Wednesday, June 10, 2009

I came home...finally!

Okay so most of you are my close friends so you already know I have STRUGGLED with going to church since Emma was born. I started with the whole "worried about illness when she was an infant" thing. Then I worried because she didn't do transitions well or new people (she still doesn't)and then I moved to the whole guilt thing. She is already in daycare 5 days a week and it is just too hard on her and me to take her to church care too. BLAH BLAH BLAH... I OWN that it has been hard to get there and so we have only been a FEW times since she was born...on Sundays when Mom and Don had the girls.

I know there are people who see church as a routine thing they do or something they know is the right thing to do. I get that. I know there are many people that have just been doing the church thing their whole lives. I don't really know what I was waiting on because the desire to be in church has always been there for me, even when it wasn't for the rest of my family growing up. I didn't grow up in church... and only started attending a small Baptist church with my friend, Suzanne in 7th grade. When I changed high schools during my sophmore year, my friend Janet encouraged me to go with her to Asbury and so I did all the way through high school and college. During college, I went to the Vineyard in OKC whenever I stayed at school on weekends. Todd and I were married at Asbury and our membership still remains there today. Since being married, Todd and I have attended Arrow Heights Baptist Church, then First Baptist Broken Arrow... until recently.

Here is the thing with me and church attendance... I absolutely believe that I can love God and believe in Him without going to church. We are called to fellowship with a body of believers and it is HIGH TIME I got with the program on this! I crave Bible Study (I truly LOVE it!) and I so enjoy worship. I have found that I can be comfortable nearly anywhere as long as I am learning about Jesus. I have been to a variety of churches and most recently, have begun attending Broken Arrow Church of Christ. I gotta tell ya. I was REALLY nervous the first time. Why? The standards are pretty high and let's be honest, I am ALL ABOUT meeting expectations. It is Kelly's church (as my girls say) and seeing her welcoming me was of great comfort.

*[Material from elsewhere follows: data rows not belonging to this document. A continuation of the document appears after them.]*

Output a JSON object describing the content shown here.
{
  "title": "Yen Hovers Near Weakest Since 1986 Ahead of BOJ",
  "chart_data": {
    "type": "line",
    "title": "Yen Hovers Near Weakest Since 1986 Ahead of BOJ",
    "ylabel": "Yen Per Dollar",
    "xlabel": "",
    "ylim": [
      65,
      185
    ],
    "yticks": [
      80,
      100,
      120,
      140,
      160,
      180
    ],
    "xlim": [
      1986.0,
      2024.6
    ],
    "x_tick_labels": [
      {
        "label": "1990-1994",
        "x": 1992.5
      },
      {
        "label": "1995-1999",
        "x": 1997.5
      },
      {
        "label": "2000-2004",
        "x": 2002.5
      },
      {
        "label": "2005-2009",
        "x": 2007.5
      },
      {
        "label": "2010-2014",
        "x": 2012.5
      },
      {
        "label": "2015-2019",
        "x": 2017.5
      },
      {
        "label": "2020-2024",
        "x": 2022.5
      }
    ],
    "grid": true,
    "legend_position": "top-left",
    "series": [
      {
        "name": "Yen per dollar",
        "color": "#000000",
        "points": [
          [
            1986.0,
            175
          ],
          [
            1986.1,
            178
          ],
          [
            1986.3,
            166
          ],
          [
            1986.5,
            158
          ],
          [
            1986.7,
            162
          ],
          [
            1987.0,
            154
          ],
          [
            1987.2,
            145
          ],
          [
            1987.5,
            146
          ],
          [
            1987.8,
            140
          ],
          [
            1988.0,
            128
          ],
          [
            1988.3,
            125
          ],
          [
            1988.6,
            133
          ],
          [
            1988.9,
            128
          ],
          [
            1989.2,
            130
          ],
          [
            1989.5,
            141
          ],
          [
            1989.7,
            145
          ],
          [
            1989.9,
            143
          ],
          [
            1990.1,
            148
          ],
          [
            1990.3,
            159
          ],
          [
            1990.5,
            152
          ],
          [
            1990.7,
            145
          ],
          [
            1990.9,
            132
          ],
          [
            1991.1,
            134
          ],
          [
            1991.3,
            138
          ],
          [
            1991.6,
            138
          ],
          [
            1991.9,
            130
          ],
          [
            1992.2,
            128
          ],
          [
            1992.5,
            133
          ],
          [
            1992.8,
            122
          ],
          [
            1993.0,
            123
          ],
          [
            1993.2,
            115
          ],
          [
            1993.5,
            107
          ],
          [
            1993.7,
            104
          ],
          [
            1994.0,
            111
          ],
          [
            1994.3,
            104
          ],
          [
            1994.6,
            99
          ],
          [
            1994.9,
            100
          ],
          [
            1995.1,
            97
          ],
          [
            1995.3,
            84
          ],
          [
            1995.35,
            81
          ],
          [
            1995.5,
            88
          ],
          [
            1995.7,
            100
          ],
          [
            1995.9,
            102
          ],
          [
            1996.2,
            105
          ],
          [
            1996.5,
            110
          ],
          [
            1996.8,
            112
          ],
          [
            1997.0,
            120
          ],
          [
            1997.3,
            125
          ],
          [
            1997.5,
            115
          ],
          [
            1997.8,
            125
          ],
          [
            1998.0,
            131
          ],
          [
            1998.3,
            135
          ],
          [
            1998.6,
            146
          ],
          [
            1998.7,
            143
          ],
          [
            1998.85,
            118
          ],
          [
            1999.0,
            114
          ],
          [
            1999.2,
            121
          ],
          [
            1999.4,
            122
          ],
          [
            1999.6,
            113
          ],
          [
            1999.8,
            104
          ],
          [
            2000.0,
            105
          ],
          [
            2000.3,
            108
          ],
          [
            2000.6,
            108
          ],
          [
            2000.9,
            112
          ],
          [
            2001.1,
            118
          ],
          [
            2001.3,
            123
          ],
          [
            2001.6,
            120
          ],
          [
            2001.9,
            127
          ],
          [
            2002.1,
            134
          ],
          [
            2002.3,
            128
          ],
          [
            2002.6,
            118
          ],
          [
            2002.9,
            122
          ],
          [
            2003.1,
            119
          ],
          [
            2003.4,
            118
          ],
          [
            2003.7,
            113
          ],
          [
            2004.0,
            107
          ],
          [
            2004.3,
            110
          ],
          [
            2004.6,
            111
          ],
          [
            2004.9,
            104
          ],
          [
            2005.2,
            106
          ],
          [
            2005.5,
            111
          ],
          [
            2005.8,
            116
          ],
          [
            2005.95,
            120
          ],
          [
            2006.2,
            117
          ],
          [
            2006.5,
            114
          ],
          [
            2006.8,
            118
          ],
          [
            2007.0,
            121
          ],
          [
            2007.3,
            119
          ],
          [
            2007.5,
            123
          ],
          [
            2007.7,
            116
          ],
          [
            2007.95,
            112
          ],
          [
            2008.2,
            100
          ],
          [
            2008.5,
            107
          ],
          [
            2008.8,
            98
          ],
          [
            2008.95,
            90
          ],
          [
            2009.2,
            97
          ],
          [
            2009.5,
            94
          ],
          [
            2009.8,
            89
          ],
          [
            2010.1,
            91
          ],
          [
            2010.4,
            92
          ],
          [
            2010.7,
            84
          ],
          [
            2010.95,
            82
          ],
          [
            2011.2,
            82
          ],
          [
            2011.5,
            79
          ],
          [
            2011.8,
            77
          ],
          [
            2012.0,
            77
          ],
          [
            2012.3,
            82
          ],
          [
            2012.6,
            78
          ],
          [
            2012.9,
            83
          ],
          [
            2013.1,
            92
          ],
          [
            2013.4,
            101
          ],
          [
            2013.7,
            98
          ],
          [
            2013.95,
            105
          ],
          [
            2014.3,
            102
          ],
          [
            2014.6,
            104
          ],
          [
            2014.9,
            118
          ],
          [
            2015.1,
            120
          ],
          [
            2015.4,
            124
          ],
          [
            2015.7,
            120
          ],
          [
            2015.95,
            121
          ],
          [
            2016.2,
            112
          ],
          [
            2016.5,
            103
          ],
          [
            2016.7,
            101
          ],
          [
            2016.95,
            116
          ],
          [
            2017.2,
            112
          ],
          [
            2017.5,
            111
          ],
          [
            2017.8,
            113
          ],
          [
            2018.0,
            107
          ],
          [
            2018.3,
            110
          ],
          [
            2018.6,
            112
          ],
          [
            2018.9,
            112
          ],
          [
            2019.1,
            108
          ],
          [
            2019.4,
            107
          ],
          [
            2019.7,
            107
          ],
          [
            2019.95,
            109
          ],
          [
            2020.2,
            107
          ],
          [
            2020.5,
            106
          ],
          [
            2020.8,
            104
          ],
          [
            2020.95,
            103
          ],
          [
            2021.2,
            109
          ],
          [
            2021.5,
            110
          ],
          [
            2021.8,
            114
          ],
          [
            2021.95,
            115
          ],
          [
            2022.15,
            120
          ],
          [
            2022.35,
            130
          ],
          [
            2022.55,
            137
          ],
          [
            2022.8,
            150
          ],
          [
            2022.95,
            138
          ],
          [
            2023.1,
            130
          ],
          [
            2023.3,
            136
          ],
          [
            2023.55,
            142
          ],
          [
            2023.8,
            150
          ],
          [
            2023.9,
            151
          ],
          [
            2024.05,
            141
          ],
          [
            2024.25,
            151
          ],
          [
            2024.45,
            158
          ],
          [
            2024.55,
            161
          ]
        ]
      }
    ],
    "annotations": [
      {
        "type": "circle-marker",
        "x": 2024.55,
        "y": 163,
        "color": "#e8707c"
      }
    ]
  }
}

As I said before, I wasn't raised in church. We didn't go as a family... ever. (Okay, maybe once or twice after years of begging... but it was RARE!)I don't mean to CHEESE out here but I absolutely loved how it felt being there with people I consider part of my family (I would be speaking of Kelly and her boys, all 3 of them). Things were done differently... some different songs, no instrumental music (WOW, do I sing off key! Have mercy!), very traditional format, little kids in the service (I LOVE this for Emma!) but I have to say, it was the best BIBLE teaching I had been around in A LONG TIME. It was straight up and I LOVED that! I think I could have cried. It felt like I had come home. You know what? That is exactly what had happenned! Thank you for all of you who have prayed for me to just BUST A MOVE back to church! I don't know if BA Church of Christ is where I will remain but I really feel at home there. Katherine has made some great connections during Bible Study on Wednesday Nights and during camp last week. Todd and Emma are warming up... and I am all about it!

I write all of this to share with you a very personal struggle of mine and to encourage you to just GO! Go and be with God wherever you feel at home. It is really a bummer that I have kept God waiting, especially when He has been waiting right there for me all this time. Don't hear me wrong, I have ALWAYS been faithful to pray and believe. Now, I am being faithful to attend and be with a body of believers to learn even more about Him.



Katherine and I @ Burnt Cabin Christian Camp

2 comments:

  1. That is ONE AWESOME TESTIMONY, my dear friend!!! Thank you for sharing!!! It's so NICE to BE HOME, isn't it?!!

    ReplyDelete
  2. Hooray! I am so proud of you for sharing your story. I'm tickled that your girls are going to be raised in church!